Remember, the existence of the voting trust has nothing to do with the disposition of the shares on your death. Accordingly, they should be dealt with separately, as any other asset. In this regard, there is no reason why the voting trust certificate could not be held by your living trust, so the shares will avoid probate and be distributed according to your estate plan.

Beneficiaries — Issues in Choosing Professional Advisers

A beneficiary should ask himself whether he wants to (or can) tend to the estate himself or whether he would rather delegate the responsibility to someone else. The larger the inheritance, the more likely a beneficiary will need professional advice. A six-figure inheritance or greater will probably change many things in a beneficiary’s life and he will need good advice for these changes. Even with a modest inheritance, a beneficiary is well advised to consult the most competent attorney and accountant that he can find. Even if a beneficiary only meets once or twice with professional advisers when he first receives his inheritance, their advice is critical to avoid future costs that may far outweigh what he pays now.

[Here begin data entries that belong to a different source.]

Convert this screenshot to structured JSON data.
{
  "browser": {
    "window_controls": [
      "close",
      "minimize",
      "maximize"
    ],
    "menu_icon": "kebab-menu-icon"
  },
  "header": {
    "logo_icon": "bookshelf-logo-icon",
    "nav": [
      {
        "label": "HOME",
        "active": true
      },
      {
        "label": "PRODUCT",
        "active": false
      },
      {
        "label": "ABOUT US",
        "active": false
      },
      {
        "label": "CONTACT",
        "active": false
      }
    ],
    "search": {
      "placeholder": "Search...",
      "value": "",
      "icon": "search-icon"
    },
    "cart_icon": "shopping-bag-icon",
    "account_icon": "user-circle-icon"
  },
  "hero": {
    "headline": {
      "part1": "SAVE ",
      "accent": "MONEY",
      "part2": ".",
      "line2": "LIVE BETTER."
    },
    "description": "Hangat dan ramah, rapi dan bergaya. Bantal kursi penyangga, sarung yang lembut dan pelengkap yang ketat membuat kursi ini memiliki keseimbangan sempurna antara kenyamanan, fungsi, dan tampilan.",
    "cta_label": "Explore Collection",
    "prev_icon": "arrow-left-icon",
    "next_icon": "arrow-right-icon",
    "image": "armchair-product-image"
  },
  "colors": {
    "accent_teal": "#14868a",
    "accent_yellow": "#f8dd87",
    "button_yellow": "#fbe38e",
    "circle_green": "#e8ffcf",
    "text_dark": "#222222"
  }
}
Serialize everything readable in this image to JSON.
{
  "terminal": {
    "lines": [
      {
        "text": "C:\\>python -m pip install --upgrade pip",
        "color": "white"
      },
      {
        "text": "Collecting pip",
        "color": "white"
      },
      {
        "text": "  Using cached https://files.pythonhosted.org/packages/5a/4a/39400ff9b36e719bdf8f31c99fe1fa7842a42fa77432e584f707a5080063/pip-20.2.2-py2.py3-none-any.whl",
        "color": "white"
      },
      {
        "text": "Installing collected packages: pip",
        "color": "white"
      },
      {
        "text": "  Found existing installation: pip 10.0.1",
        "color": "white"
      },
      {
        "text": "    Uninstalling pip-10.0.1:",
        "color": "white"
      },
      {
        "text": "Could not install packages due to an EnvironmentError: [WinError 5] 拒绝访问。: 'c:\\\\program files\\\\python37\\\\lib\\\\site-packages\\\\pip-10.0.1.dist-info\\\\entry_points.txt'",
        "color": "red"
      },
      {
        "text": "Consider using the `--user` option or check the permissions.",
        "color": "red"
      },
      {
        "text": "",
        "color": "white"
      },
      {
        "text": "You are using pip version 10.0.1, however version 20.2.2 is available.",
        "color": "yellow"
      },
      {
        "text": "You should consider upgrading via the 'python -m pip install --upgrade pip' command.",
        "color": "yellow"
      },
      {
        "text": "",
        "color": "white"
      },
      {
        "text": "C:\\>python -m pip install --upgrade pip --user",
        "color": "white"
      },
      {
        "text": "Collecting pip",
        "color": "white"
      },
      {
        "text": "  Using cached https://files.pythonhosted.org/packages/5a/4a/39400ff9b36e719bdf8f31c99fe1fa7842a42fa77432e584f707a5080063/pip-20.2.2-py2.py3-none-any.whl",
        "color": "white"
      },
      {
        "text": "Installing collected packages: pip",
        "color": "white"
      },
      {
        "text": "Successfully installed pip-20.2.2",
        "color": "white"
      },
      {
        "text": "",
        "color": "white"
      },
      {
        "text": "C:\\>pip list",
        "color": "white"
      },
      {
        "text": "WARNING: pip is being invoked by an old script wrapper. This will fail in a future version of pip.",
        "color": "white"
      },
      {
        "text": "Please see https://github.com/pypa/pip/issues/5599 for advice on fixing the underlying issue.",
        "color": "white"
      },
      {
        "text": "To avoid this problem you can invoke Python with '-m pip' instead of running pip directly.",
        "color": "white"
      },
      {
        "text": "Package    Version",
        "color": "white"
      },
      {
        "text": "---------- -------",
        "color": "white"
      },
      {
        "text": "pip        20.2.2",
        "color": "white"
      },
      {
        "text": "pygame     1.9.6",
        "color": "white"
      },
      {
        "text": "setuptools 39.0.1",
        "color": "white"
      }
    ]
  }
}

Choosing advisers is largely a matter of common sense. First, a beneficiary should look for honesty and integrity. Also important are intelligence and professional competence. A beneficiary may want to look into an adviser’s background and experience. A beneficiary should also question whether he feels comfortable with the adviser — is it someone who listens when he talks and who responds sensitively. An adviser should be willing to put a beneficiary’s interests first.

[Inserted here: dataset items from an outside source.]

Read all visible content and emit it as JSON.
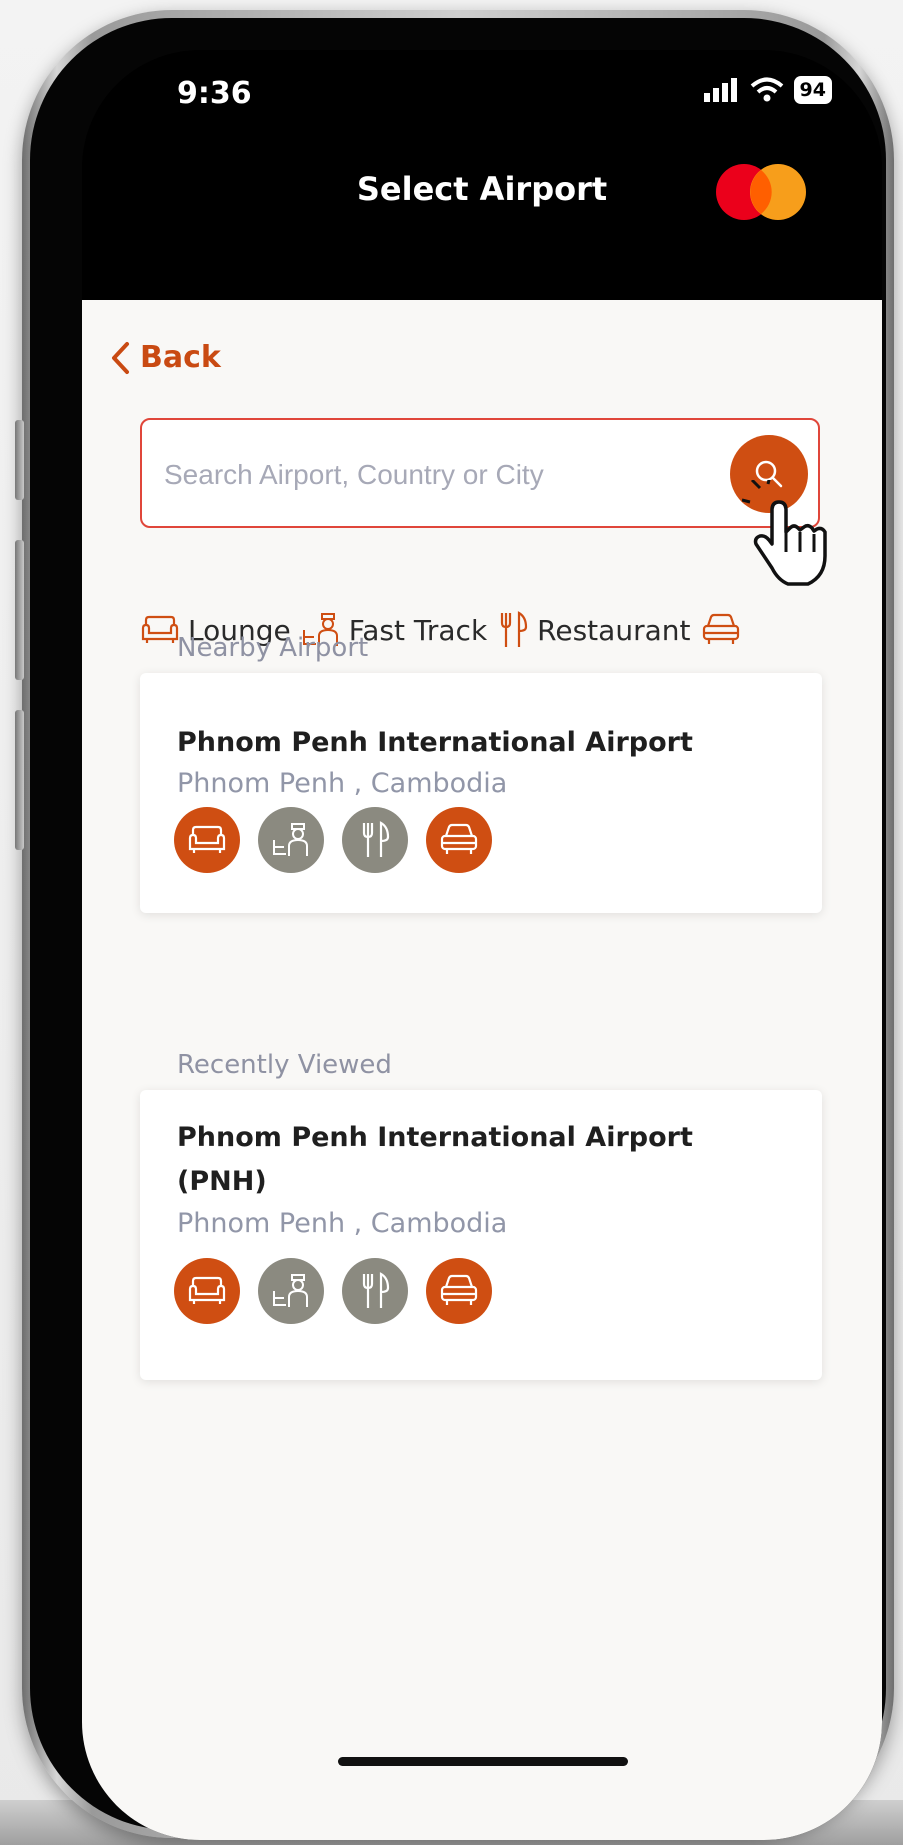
{
  "status_bar": {
    "time": "9:36",
    "battery": "94"
  },
  "header": {
    "title": "Select Airport"
  },
  "back": {
    "label": "Back"
  },
  "search": {
    "placeholder": "Search Airport, Country or City"
  },
  "filters": [
    {
      "label": "Lounge",
      "icon": "sofa-icon"
    },
    {
      "label": "Fast Track",
      "icon": "fast-track-icon"
    },
    {
      "label": "Restaurant",
      "icon": "fork-knife-icon"
    },
    {
      "label": "",
      "icon": "car-icon"
    }
  ],
  "nearby": {
    "label": "Nearby Airport",
    "airport": {
      "name": "Phnom Penh International Airport",
      "location": "Phnom Penh , Cambodia"
    }
  },
  "recent": {
    "label": "Recently Viewed",
    "airport": {
      "name": "Phnom Penh International Airport (PNH)",
      "location": "Phnom Penh , Cambodia"
    }
  },
  "colors": {
    "accent": "#cf4e12",
    "inactive": "#8b8a80",
    "search_border": "#e0463a",
    "mc_red": "#eb001b",
    "mc_orange": "#f79e1b"
  },
  "service_badges": [
    {
      "icon": "sofa-icon",
      "active": true
    },
    {
      "icon": "fast-track-icon",
      "active": false
    },
    {
      "icon": "fork-knife-icon",
      "active": false
    },
    {
      "icon": "car-icon",
      "active": true
    }
  ]
}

In order to find an adviser that possesses these traits, a beneficiary should ask other professionals for suggestions. At least two professionals in each category needed should be interviewed in order to provide a basis for comparison. Upon request, an adviser should provide references both from clients and from other professionals in his field. A beneficiary should also ask to see an adviser’s resume and should inquire about the information provided as to education, years of practice, memberships in professional organizations, and specialties.

Although not conclusive of poor professional behavior, a beneficiary may want to ask an adviser if she has ever been cited by a professional or regulatory governing body for disciplinary reasons. A beneficiary should straightforwardly ask an adviser if his inheritance is too large or small for the adviser to deal with. Compensation should also be discussed. In most situations, a straight fee arrangement (by the hour or project) assures a beneficiary of the independent judgment of the adviser. Exceptions to such arrangements include money managers and plaintiffs’ lawyers.

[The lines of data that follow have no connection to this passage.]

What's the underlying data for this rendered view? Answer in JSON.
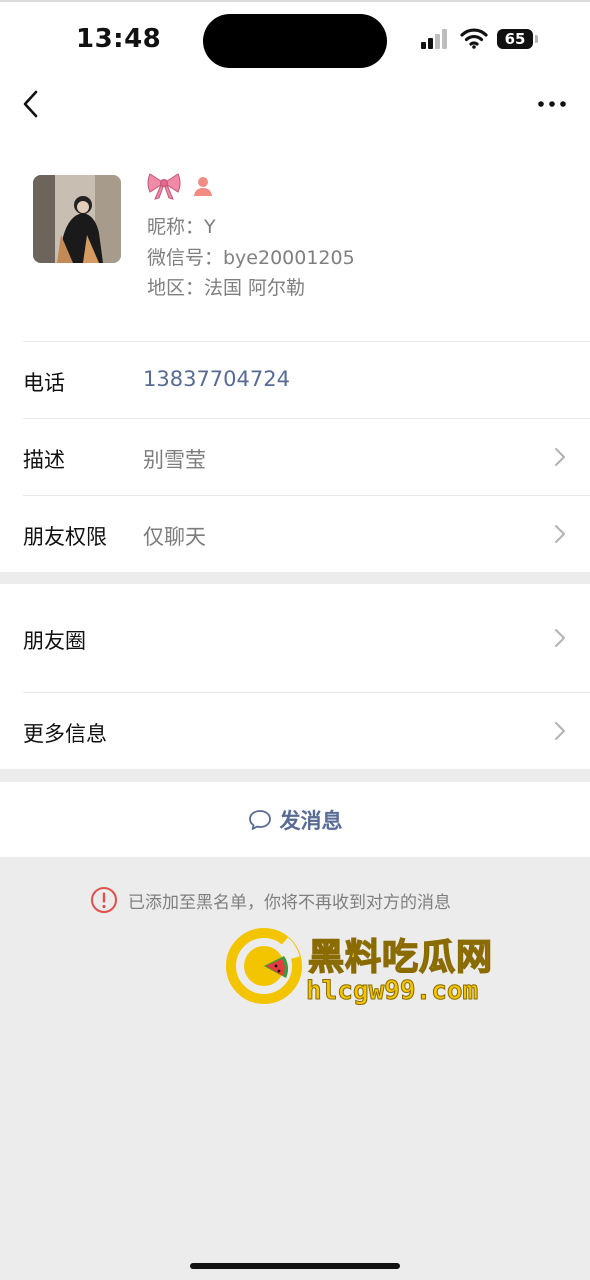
{
  "status_bar": {
    "time": "13:48",
    "battery": "65"
  },
  "profile": {
    "nickname": "昵称：Y",
    "wechat_id": "微信号：bye20001205",
    "region": "地区：法国 阿尔勒"
  },
  "rows": {
    "phone": {
      "label": "电话",
      "value": "13837704724"
    },
    "description": {
      "label": "描述",
      "value": "别雪莹"
    },
    "permission": {
      "label": "朋友权限",
      "value": "仅聊天"
    },
    "moments": {
      "label": "朋友圈"
    },
    "more_info": {
      "label": "更多信息"
    }
  },
  "actions": {
    "send_message": "发消息"
  },
  "notice": "已添加至黑名单，你将不再收到对方的消息",
  "watermark": {
    "title": "黑料吃瓜网",
    "url": "hlcgw99.com"
  },
  "colors": {
    "link": "#576b95",
    "warning": "#e0504a",
    "watermark": "#f3c400"
  }
}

As the client who is paying the bills, a beneficiary should not be intimidated when interviewing potential advisers. Relatives and friends should be avoided as advisers because personal relationships may effect their ability to give detached professional advice. A beneficiary should also be careful about having relatives recommend their advisers because relatives may not want to relinquish information to each other. Cost should not be the sole focus of choosing an advisor. Instead, a beneficiary should focus on the quality and value of the advice he needs. It is important to note that a beneficiary should avoid working with an advisor that declines to hold full and open discussions on any professional matters that the beneficiary wants to discuss.

If an inheritance comes with advisers attached, a beneficiary should remember that the adviser’s loyalties may lie elsewhere. Each adviser should be met separately and asked about matters that concern the beneficiary. Other things being equal, a beneficiary may prefer advisors that are roughly his age. Proximity of advisors is also a concern that should be addressed when making a selection.